Sunday, January 16, 2011

Priceless.

Earlier this week I heard something heart breaking. Fellow Olympian and Olympic Water Polo player, Merrill Moses, had the most unique symbol of his athletic career taken from him. His Olympic Silver medal was taken from his parents house while they were away on vacation. (Story here.)As, with anything that gets stolen from you, I can imagine he (and his family for their losses) feel violated and helpless to recover these precious items.

When I heard, I went and got my own medals. I had a need to feel their weight in my hands. As I looked at them, like always, I am flooded with memories. Not necessarily only of water polo games. But of training and traveling with my teammates. Laughing, crying and being deliriously tired. It is like each one has its own story. Its own soul. Because, each one represents a journey that lasted years not just the hour of the final match.

So someone out there stole Merrill's medal and in a way I feel like that medal was severed from its soul. For an Olympic medal has only one true owner. The person whose neck it is placed around after they rightfully competed for it.
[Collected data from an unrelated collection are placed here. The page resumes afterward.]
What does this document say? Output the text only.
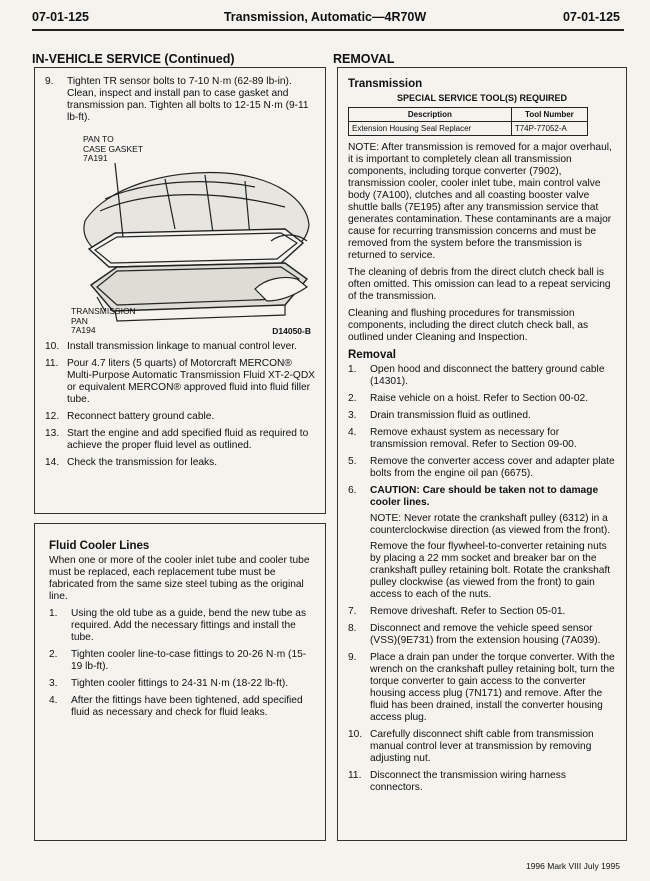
07-01-125	Transmission, Automatic—4R70W	07-01-125
IN-VEHICLE SERVICE (Continued)	REMOVAL
9.	Tighten TR sensor bolts to 7-10 N·m (62-89 lb-in).
Clean, inspect and install pan to case gasket and transmission pan. Tighten all bolts to 12-15 N·m (9-11 lb-ft).
PAN TO
CASE GASKET
7A191
TRANSMISSION
PAN
7A194	D14050-B
10. Install transmission linkage to manual control lever.
11. Pour 4.7 liters (5 quarts) of Motorcraft MERCON® Multi-Purpose Automatic Transmission Fluid XT-2-QDX or equivalent MERCON® approved fluid into fluid filler tube.
12. Reconnect battery ground cable.
13. Start the engine and add specified fluid as required to achieve the proper fluid level as outlined.
14. Check the transmission for leaks.
Fluid Cooler Lines

When one or more of the cooler inlet tube and cooler tube must be replaced, each replacement tube must be fabricated from the same size steel tubing as the original line.

1.	Using the old tube as a guide, bend the new tube as required. Add the necessary fittings and install the tube.
2.	Tighten cooler line-to-case fittings to 20-26 N·m (15-19 lb-ft).
3.	Tighten cooler fittings to 24-31 N·m (18-22 lb-ft).
4.	After the fittings have been tightened, add specified fluid as necessary and check for fluid leaks.
Transmission
SPECIAL SERVICE TOOL(S) REQUIRED
Description	Tool Number
Extension Housing Seal Replacer	T74P-77052-A

NOTE: After transmission is removed for a major overhaul, it is important to completely clean all transmission components, including torque converter (7902), transmission cooler, cooler inlet tube, main control valve body (7A100), clutches and all coasting booster valve shuttle balls (7E195) after any transmission service that generates contamination. These contaminants are a major cause for recurring transmission concerns and must be removed from the system before the transmission is returned to service.

The cleaning of debris from the direct clutch check ball is often omitted. This omission can lead to a repeat servicing of the transmission.

Cleaning and flushing procedures for transmission components, including the direct clutch check ball, as outlined under Cleaning and Inspection.

Removal
1.	Open hood and disconnect the battery ground cable (14301).
2.	Raise vehicle on a hoist. Refer to Section 00-02.
3.	Drain transmission fluid as outlined.
4.	Remove exhaust system as necessary for transmission removal. Refer to Section 09-00.
5.	Remove the converter access cover and adapter plate bolts from the engine oil pan (6675).
6.	CAUTION: Care should be taken not to damage cooler lines.
NOTE: Never rotate the crankshaft pulley (6312) in a counterclockwise direction (as viewed from the front).
Remove the four flywheel-to-converter retaining nuts by placing a 22 mm socket and breaker bar on the crankshaft pulley retaining bolt. Rotate the crankshaft pulley clockwise (as viewed from the front) to gain access to each of the nuts.
7.	Remove driveshaft. Refer to Section 05-01.
8.	Disconnect and remove the vehicle speed sensor (VSS)(9E731) from the extension housing (7A039).
9.	Place a drain pan under the torque converter. With the wrench on the crankshaft pulley retaining bolt, turn the torque converter to gain access to the converter housing access plug (7N171) and remove. After the fluid has been drained, install the converter housing access plug.
10. Carefully disconnect shift cable from transmission manual control lever at transmission by removing adjusting nut.
11. Disconnect the transmission wiring harness connectors.
1996 Mark VIII July 1995
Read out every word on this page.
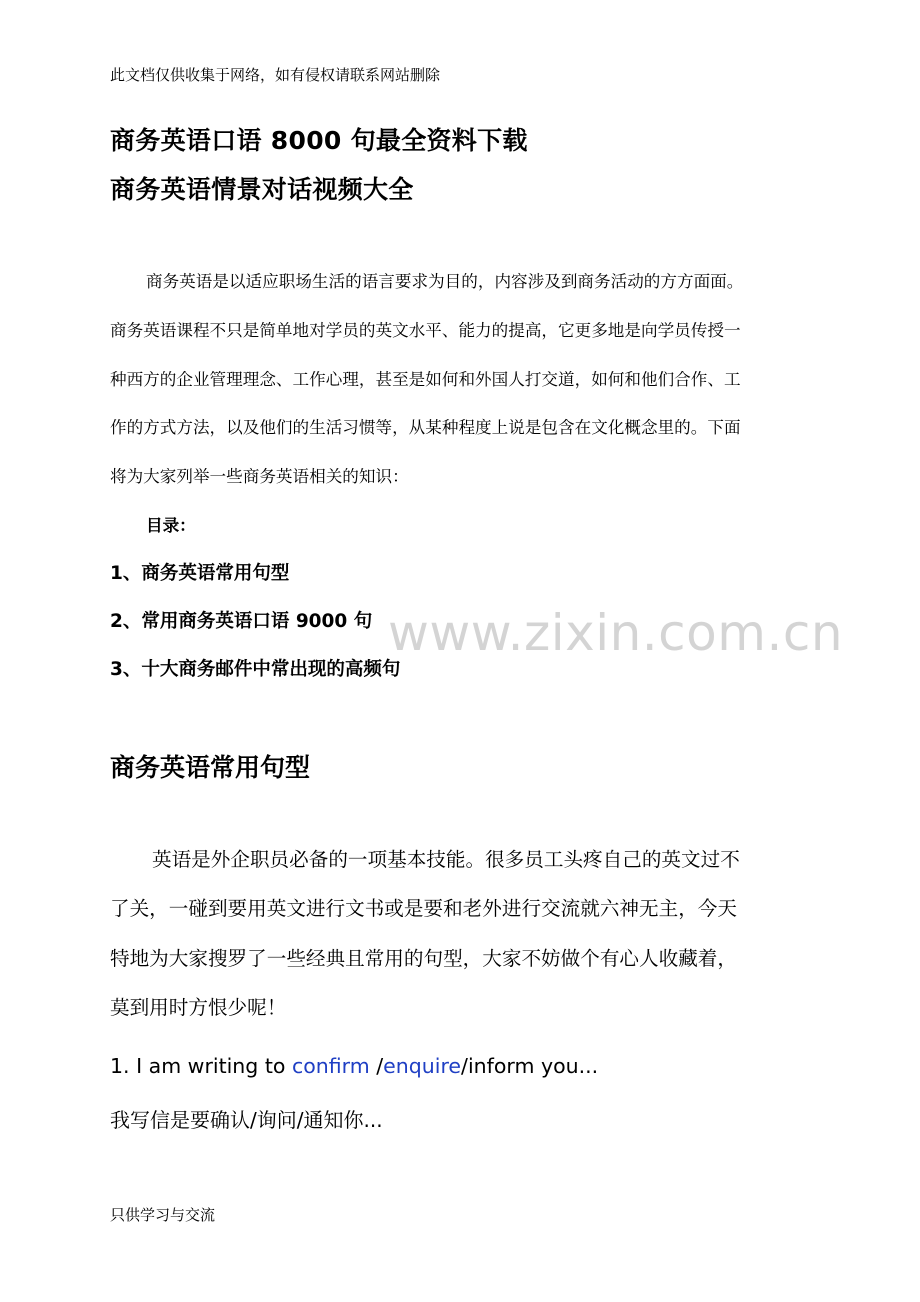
此文档仅供收集于网络，如有侵权请联系网站删除
商务英语口语 8000 句最全资料下载
商务英语情景对话视频大全
商务英语是以适应职场生活的语言要求为目的，内容涉及到商务活动的方方面面。
商务英语课程不只是简单地对学员的英文水平、能力的提高，它更多地是向学员传授一
种西方的企业管理理念、工作心理，甚至是如何和外国人打交道，如何和他们合作、工
作的方式方法，以及他们的生活习惯等，从某种程度上说是包含在文化概念里的。下面
将为大家列举一些商务英语相关的知识：
目录：
1、商务英语常用句型
2、常用商务英语口语 9000 句
3、十大商务邮件中常出现的高频句
www.zixin.com.cn
商务英语常用句型
英语是外企职员必备的一项基本技能。很多员工头疼自己的英文过不
了关，一碰到要用英文进行文书或是要和老外进行交流就六神无主，今天
特地为大家搜罗了一些经典且常用的句型，大家不妨做个有心人收藏着，
莫到用时方恨少呢！
1. I am writing to confirm /enquire/inform you...
我写信是要确认/询问/通知你...
只供学习与交流
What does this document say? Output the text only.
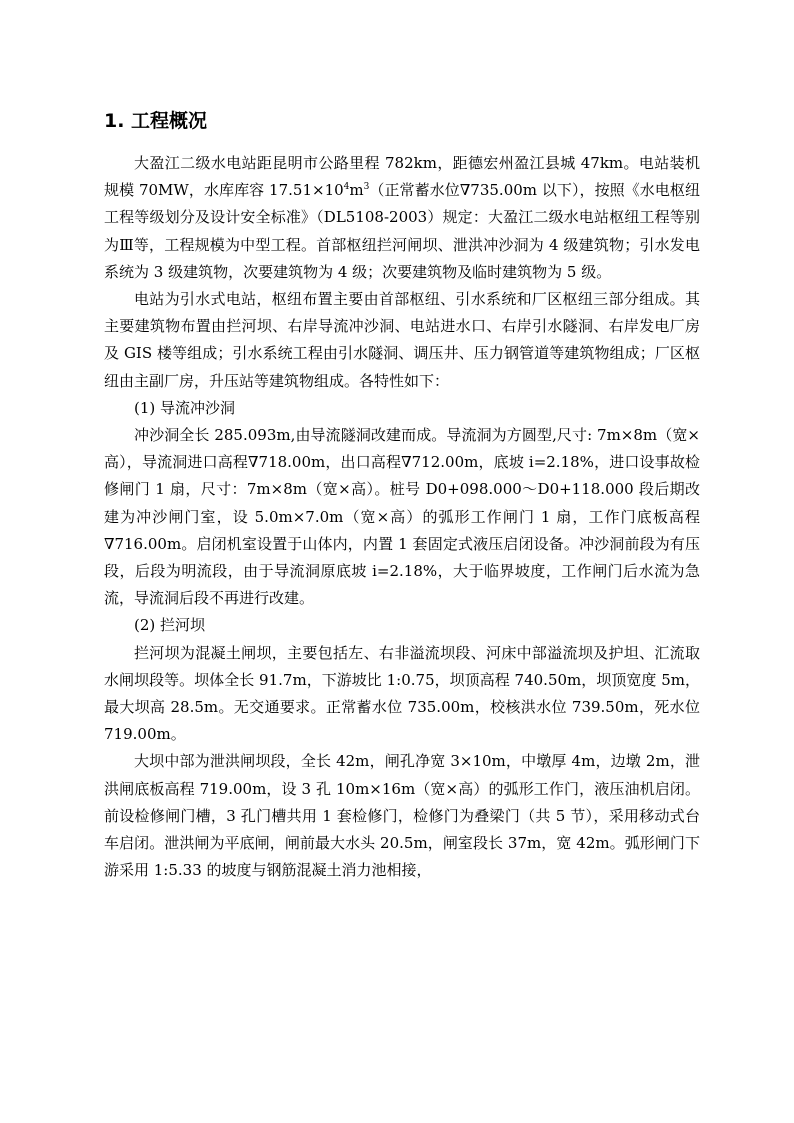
1. 工程概况

大盈江二级水电站距昆明市公路里程 782km，距德宏州盈江县城 47km。电站装机规模 70MW，水库库容 $17.51\times 10^4m^3$（正常蓄水位∇735.00m 以下），按照《水电枢纽工程等级划分及设计安全标准》（DL5108-2003）规定：大盈江二级水电站枢纽工程等别为Ⅲ等，工程规模为中型工程。首部枢纽拦河闸坝、泄洪冲沙洞为 4 级建筑物；引水发电系统为 3 级建筑物，次要建筑物为 4 级；次要建筑物及临时建筑物为 5 级。

电站为引水式电站，枢纽布置主要由首部枢纽、引水系统和厂区枢纽三部分组成。其主要建筑物布置由拦河坝、右岸导流冲沙洞、电站进水口、右岸引水隧洞、右岸发电厂房及 GIS 楼等组成；引水系统工程由引水隧洞、调压井、压力钢管道等建筑物组成；厂区枢纽由主副厂房，升压站等建筑物组成。各特性如下：

(1) 导流冲沙洞

冲沙洞全长 285.093m,由导流隧洞改建而成。导流洞为方圆型,尺寸: 7m×8m（宽×高），导流洞进口高程∇718.00m，出口高程∇712.00m，底坡 i=2.18%，进口设事故检修闸门 1 扇，尺寸：7m×8m（宽×高）。桩号 D0+098.000～D0+118.000 段后期改建为冲沙闸门室，设 5.0m×7.0m（宽×高）的弧形工作闸门 1 扇，工作门底板高程∇716.00m。启闭机室设置于山体内，内置 1 套固定式液压启闭设备。冲沙洞前段为有压段，后段为明流段，由于导流洞原底坡 i=2.18%，大于临界坡度，工作闸门后水流为急流，导流洞后段不再进行改建。

(2) 拦河坝

拦河坝为混凝土闸坝，主要包括左、右非溢流坝段、河床中部溢流坝及护坦、汇流取水闸坝段等。坝体全长 91.7m，下游坡比 1:0.75，坝顶高程 740.50m，坝顶宽度 5m，最大坝高 28.5m。无交通要求。正常蓄水位 735.00m，校核洪水位 739.50m，死水位 719.00m。

大坝中部为泄洪闸坝段，全长 42m，闸孔净宽 3×10m，中墩厚 4m，边墩 2m，泄洪闸底板高程 719.00m，设 3 孔 10m×16m（宽×高）的弧形工作门，液压油机启闭。前设检修闸门槽，3 孔门槽共用 1 套检修门，检修门为叠梁门（共 5 节），采用移动式台车启闭。泄洪闸为平底闸，闸前最大水头 20.5m，闸室段长 37m，宽 42m。弧形闸门下游采用 1:5.33 的坡度与钢筋混凝土消力池相接，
While holding them I also realized that I have very rarely seen an Olympic medal without the athlete who had won it. There is only one time I saw a medal on display in a showcase and while I knew the story of the athlete that it belonged to, it didn't seem quite as special as the ones I was introduced to with their rightful owners.
(The gold and bronze medal pictured with mine are of a female and male rower.)

So I want to know who out there is going to buy this stolen medal? And for how much?
How can you put a price on all of Merrill's memories? The symbol of HIS journey? How could it ever be as special to anyone else as it is to him?

I hope with all my heart that his medal is found or returned. Or maybe that someone reading this can help that occur.